Schrödinger’s cash
Thursday, April 15th, 2010There’s an article in this week’s New Scientist by Justin Mullins about unforgeable quantum money. By the standards of “quantum mechanics journalism,” the article is actually really good; I’d encourage you to read it if you want to know what’s going on in this area. In particular, Mullins correctly emphasizes that the point of studying quantum money is to understand quantum mechanics better, not to mint practical QCash anytime soon (to do the latter, you’d first have to solve the minor problem of the money decohering within microseconds…).
My main quibble is just that I think the article overstates my own role! In my Complexity’09 paper, the main thing I showed is that secure quantum money that anyone can verify is possible, assuming the counterfeiters only have black-box access to the device for verifying the money. I also showed that, to get quantum money that anyone can verify, you have to make computational assumptions. (By contrast, Stephen Wiesner’s scheme from the 1960s, in which only the bank could verify the money, was information-theoretically secure.) But in terms of coming up with actual candidate quantum money schemes (as well as breaking those schemes!), the other members of the “quantum money club”—Andy Lutomirski, Avinatan Hassidim, David Gosset, Ed Farhi, Peter Shor—have been more active than me.
Two other quibbles:
(1) Mullins writes: “Then last year, Aaronson proposed a new approach that does away with the banknote and concentrates instead on the stream of information that represents quantum cash.” In Wiesner’s scheme, too, I think it was pretty clear that the “banknote with qubits stuck to it” was just a fun way to tell the story…

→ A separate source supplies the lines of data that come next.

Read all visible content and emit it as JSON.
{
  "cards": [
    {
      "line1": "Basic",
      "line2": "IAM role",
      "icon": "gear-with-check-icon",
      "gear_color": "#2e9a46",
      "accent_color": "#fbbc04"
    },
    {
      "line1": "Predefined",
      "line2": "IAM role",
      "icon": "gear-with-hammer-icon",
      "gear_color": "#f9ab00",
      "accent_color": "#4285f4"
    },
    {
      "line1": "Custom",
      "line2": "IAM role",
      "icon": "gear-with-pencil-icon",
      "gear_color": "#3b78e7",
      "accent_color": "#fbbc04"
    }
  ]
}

(2) The article does a good job of explaining the distinction between information-theoretic and computational security. But it doesn’t stress that, with the latter, we can’t actually prove that any of the “hard problems” are hard, without also proving P≠NP! (I’ll admit that the importance of this point is slightly hard to convey in a popular article, possibly because many people, or so I’m told, go about their lives without proving anything.) The best we can do is show that, if you could solve this problem, then you could also solve this other problem that people have studied for a long time. But in the case of quantum money, we don’t even know how to do that—which is what we meant when we wrote in our ICS paper that “it seems possible that public key quantum money intrinsically requires a new mathematical leap of faith.”
Considered as research topics in complexity theory, uncloneable quantum money, copy-protected quantum software, and so on are almost as wide-open today as public-key encryption was in the 1970s. That is, we don’t have a compelling intuition as to whether these tasks are possible at all: all quantum mechanics does is open up the possibility of them, which wasn’t there in the classical world. Unfortunately, in the case of quantum money, most of the ideas we’ve had for realizing the possibility have turned out to be insecure—often for non-obvious reasons. Assuming quantum money is possible, we don’t know what the right protocols are, what types of math to base them on, or how to argue for their security. So if you’re not impressed by the results we have, why don’t you try your hand at this quantum money business? Maybe you’ll have better luck than we did.
(Addendum: I also have a PowerPoint presentation on quantum money, which ironically goes into more detail than my Complexity paper.)